Clearly, Kristian had the capability to win over music lovers – your present writer included, who loved the album and played it endlessly – and with his first UK tour announced for that November and December, Polydor sought to keep the momentum going with a third single. Alas, this was where the trouble started…
A few different options would have worked, indeed “The Years Move On” and “Love Is All I Need” both sounded like prime contenders. Eventually, “Some Say” was settled on. It was one of the songs on the album, however, that did sound a little unfinished to our ears when we first heard it. Clearly, Polydor thought so too, as it was promptly remixed for single release by Ash Howes.
It was thus beefed up a bit more, with more pronounced drum pads and guitar, and Kristian’s vocals sounding a little less buried in the mix than they were on the original. It was also a little more mid-tempo in pace than the first two singles, with a lyric laying it on the line to a lover who isn’t being clear about what they want: “No more trouble in my soul / No more time to make me whole / So today I’ll try to tell you, I’ll be on my way / Show me where the answers live / Show me where the truth forgives / In my head I’ve tried to reason, I’ll be on my way”.

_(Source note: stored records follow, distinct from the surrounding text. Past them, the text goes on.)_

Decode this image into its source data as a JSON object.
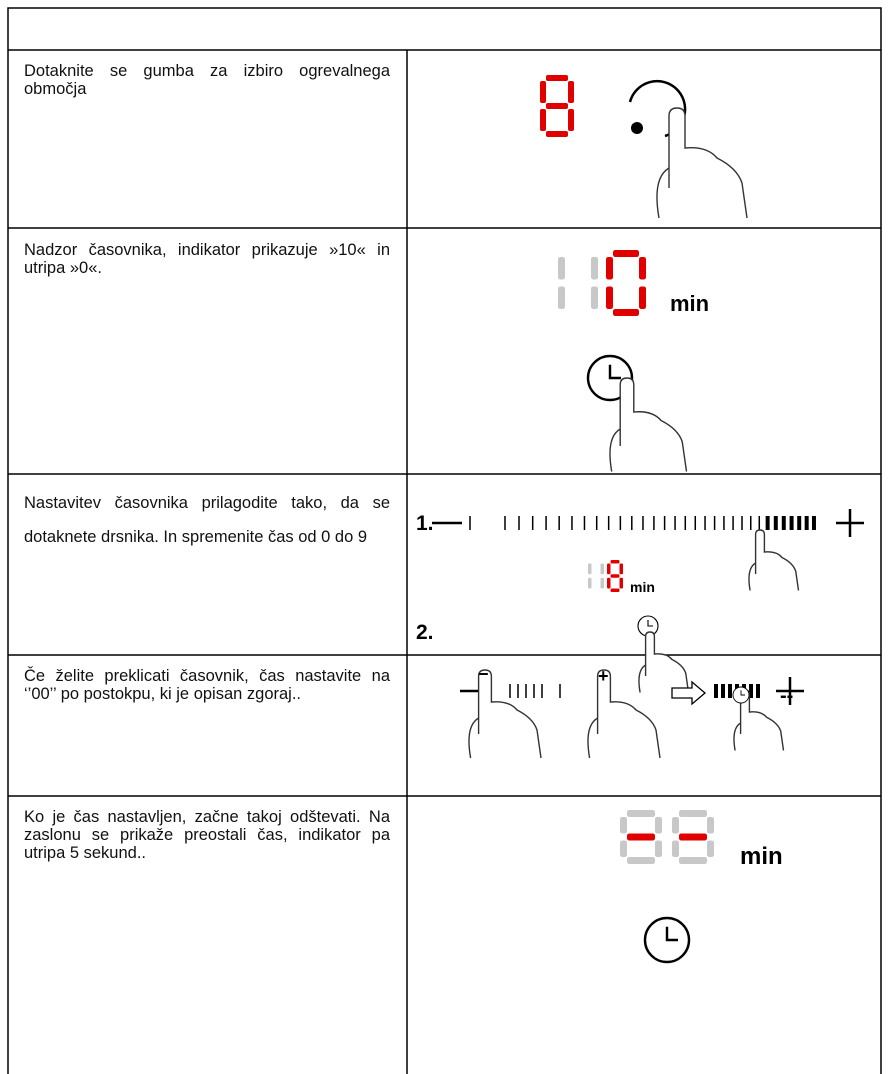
{
  "table": {
    "rows": [
      {
        "text": "Dotaknite se gumba za izbiro ogrevalnega območja"
      },
      {
        "text": "Nadzor časovnika, indikator prikazuje »10« in utripa »0«.",
        "figure": {
          "unit": "min"
        }
      },
      {
        "text": "Nastavitev časovnika prilagodite tako, da se dotaknete drsnika. In spremenite čas od 0 do 9",
        "figure": {
          "step1": "1.",
          "unit": "min",
          "step2": "2."
        }
      },
      {
        "text": "Če želite preklicati časovnik, čas nastavite na ‘’00’’ po postokpu, ki je opisan zgoraj..",
        "figure": {
          "display": "--"
        }
      },
      {
        "text": "Ko je čas nastavljen, začne takoj odštevati. Na zaslonu se prikaže preostali čas, indikator pa utripa 5 sekund..",
        "figure": {
          "unit": "min"
        }
      }
    ]
  }
}
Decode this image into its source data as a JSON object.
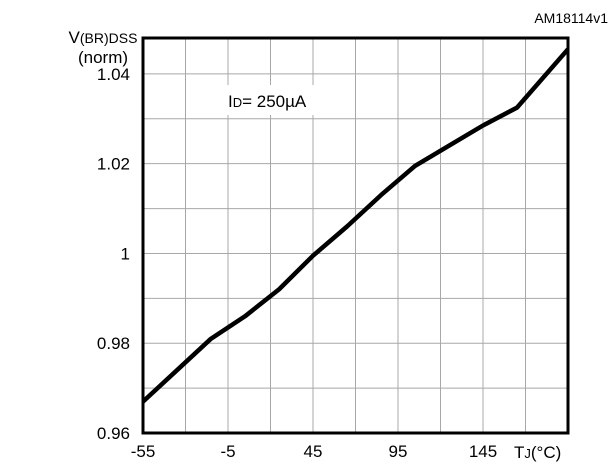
{
  "chart_data": {
    "type": "line",
    "figure_id": "AM18114v1",
    "ylabel_main": "V",
    "ylabel_sub": "(BR)DSS",
    "ylabel_unit": "(norm)",
    "xlabel_main": "T",
    "xlabel_sub": "J",
    "xlabel_unit": "(°C)",
    "annotation_main": "I",
    "annotation_sub": "D",
    "annotation_value": "= 250µA",
    "xlim": [
      -55,
      195
    ],
    "ylim": [
      0.96,
      1.048
    ],
    "grid": true,
    "x_ticks": [
      -55,
      -5,
      45,
      95,
      145
    ],
    "x_tick_labels": [
      "-55",
      "-5",
      "45",
      "95",
      "145"
    ],
    "y_ticks": [
      0.96,
      0.98,
      1.0,
      1.02,
      1.04
    ],
    "y_tick_labels": [
      "0.96",
      "0.98",
      "1",
      "1.02",
      "1.04"
    ],
    "series": [
      {
        "x": [
          -55,
          -35,
          -15,
          5,
          25,
          45,
          65,
          85,
          105,
          125,
          145,
          165,
          195
        ],
        "y": [
          0.967,
          0.974,
          0.981,
          0.986,
          0.992,
          0.9995,
          1.006,
          1.013,
          1.0195,
          1.024,
          1.0285,
          1.0325,
          1.0455
        ]
      }
    ]
  }
}
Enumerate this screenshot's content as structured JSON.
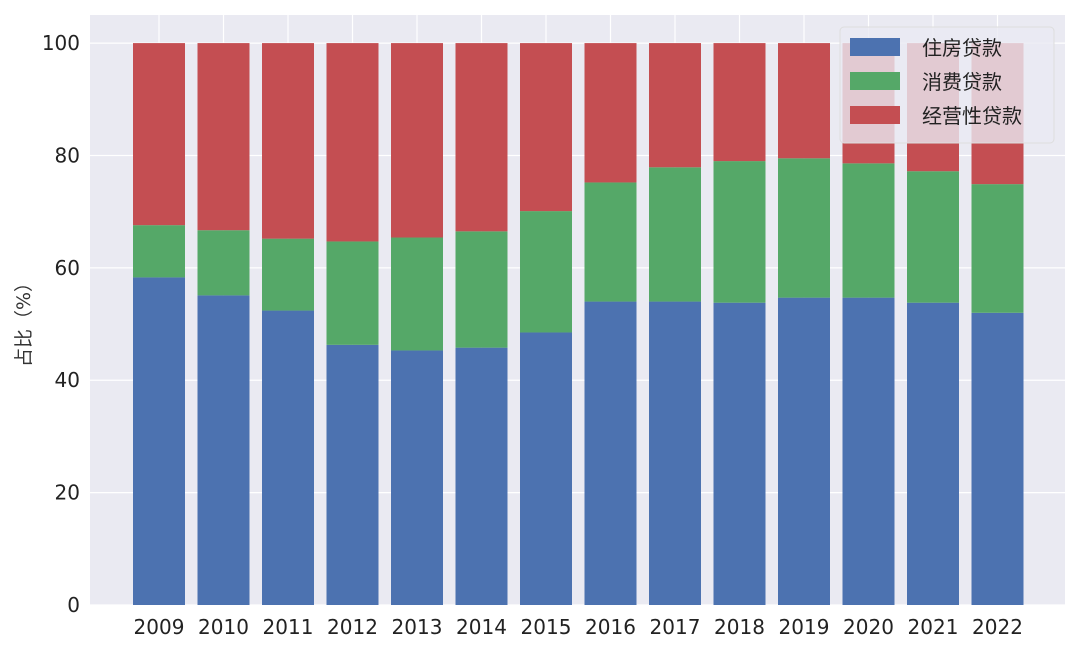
{
  "chart_data": {
    "type": "bar",
    "stacked": true,
    "title": "",
    "xlabel": "",
    "ylabel": "占比（%）",
    "ylim": [
      0,
      105
    ],
    "yticks": [
      0,
      20,
      40,
      60,
      80,
      100
    ],
    "grid": true,
    "legend_position": "top-right",
    "categories": [
      "2009",
      "2010",
      "2011",
      "2012",
      "2013",
      "2014",
      "2015",
      "2016",
      "2017",
      "2018",
      "2019",
      "2020",
      "2021",
      "2022"
    ],
    "series": [
      {
        "name": "住房贷款",
        "color": "#4c72b0",
        "values": [
          58.3,
          55.1,
          52.4,
          46.3,
          45.3,
          45.8,
          48.5,
          54.0,
          54.0,
          53.8,
          54.7,
          54.7,
          53.8,
          52.0
        ]
      },
      {
        "name": "消费贷款",
        "color": "#55a868",
        "values": [
          9.3,
          11.6,
          12.8,
          18.4,
          20.1,
          20.7,
          21.6,
          21.2,
          23.9,
          25.2,
          24.8,
          23.9,
          23.4,
          22.9
        ]
      },
      {
        "name": "经营性贷款",
        "color": "#c44e52",
        "values": [
          32.4,
          33.3,
          34.8,
          35.3,
          34.6,
          33.5,
          29.9,
          24.8,
          22.1,
          21.0,
          20.5,
          21.4,
          22.8,
          25.1
        ]
      }
    ]
  }
}
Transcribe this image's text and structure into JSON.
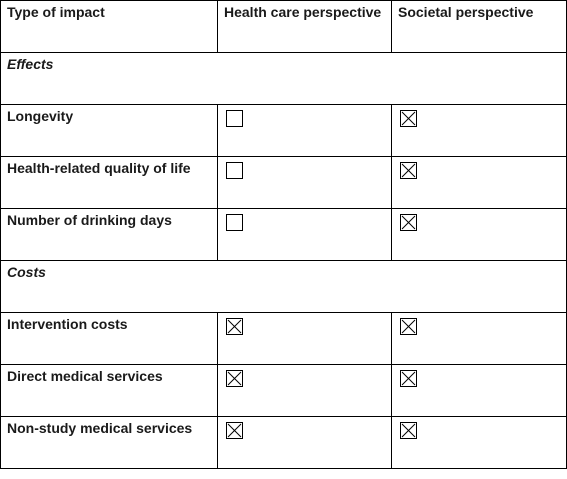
{
  "header": {
    "col1": "Type of impact",
    "col2": "Health care perspective",
    "col3": "Societal perspective"
  },
  "sections": [
    {
      "label": "Effects",
      "rows": [
        {
          "label": "Longevity",
          "health_care": false,
          "societal": true
        },
        {
          "label": "Health-related quality of life",
          "health_care": false,
          "societal": true
        },
        {
          "label": "Number of drinking days",
          "health_care": false,
          "societal": true
        }
      ]
    },
    {
      "label": "Costs",
      "rows": [
        {
          "label": "Intervention costs",
          "health_care": true,
          "societal": true
        },
        {
          "label": "Direct medical services",
          "health_care": true,
          "societal": true
        },
        {
          "label": "Non-study medical services",
          "health_care": true,
          "societal": true
        }
      ]
    }
  ]
}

The chorus is one that pleasantly becomes hooky the more you hear it: “Some say the road is clear / Some say confront your fears, some say / But can you feel the love that I do?”. Backed with a video shot at the Union Chapel in Hackney, where Kristian and his band perform before a crowd as the weather changes from bright sunshine to falling leaves to rain to snow over the song’s duration, it was at least seasonally fitting for its late November release.
But whatever airplay and press interest was forthcoming to the first two singles was altogether absent for “Some Say”, and so although debuting and peaking some way outside the top 40 at #54 was disappointing and undeserved, it was frustratingly inevitable. Kristian felt quite strongly that his lack of breakthrough relative to how much Polydor had committed to was directly correlative to him being sold on his image, which was never where he saw himself going.
What sealed the deal – or rather, ended it – with Polydor was in April 2005. A cover of Tracy Chapman’s classic “Fast Car“, which he had performed on tour, had been lined up as his fourth single, which was set to be added to a re-release of the Some Day Soon album, with new artwork and a revised track list. Whilst the re-release did go ahead, the single suffered that most ignimonious of mid-00s fates, and was relegated to a download only release, thus rendering it inelligble to chart. A proposed deal with Island Records in the States ultimately fell through as a result too.
However, it was not to be the end for Kristian in music, even if it wasn’t in a solo endeavour. A lot of his contacts he made, including with producers and writers, led to him providing guest vocals to Faithless on their 2006 album To All New Arrivals, and then forming the brilliant indie rock band One EskimO, releasing their first album, Hometime, in 2009 (which was produced with Rollo Armstrong from the former band) and the follow up, Faster Than Turtles, in 2017, which saw them tour both the UK and the States extensively.
In the time since, he has branched out into running a successful Dim Sum restaurant in Hackney with his wife, called – geniusly – My Neighbours The Dumplings. Although Kristian’s memories of the time he briefly tasted mainstream pop success 20 years ago may not exactly inspire fond feelings, the truth of the matter is the Some Day Soon album is still a comfort album for us and were a limited vinyl run to drop, we’d be here for it. It is an example of mellow pop at it’s finest from the mid 00s, and “Some Say” is just one of many cases in point.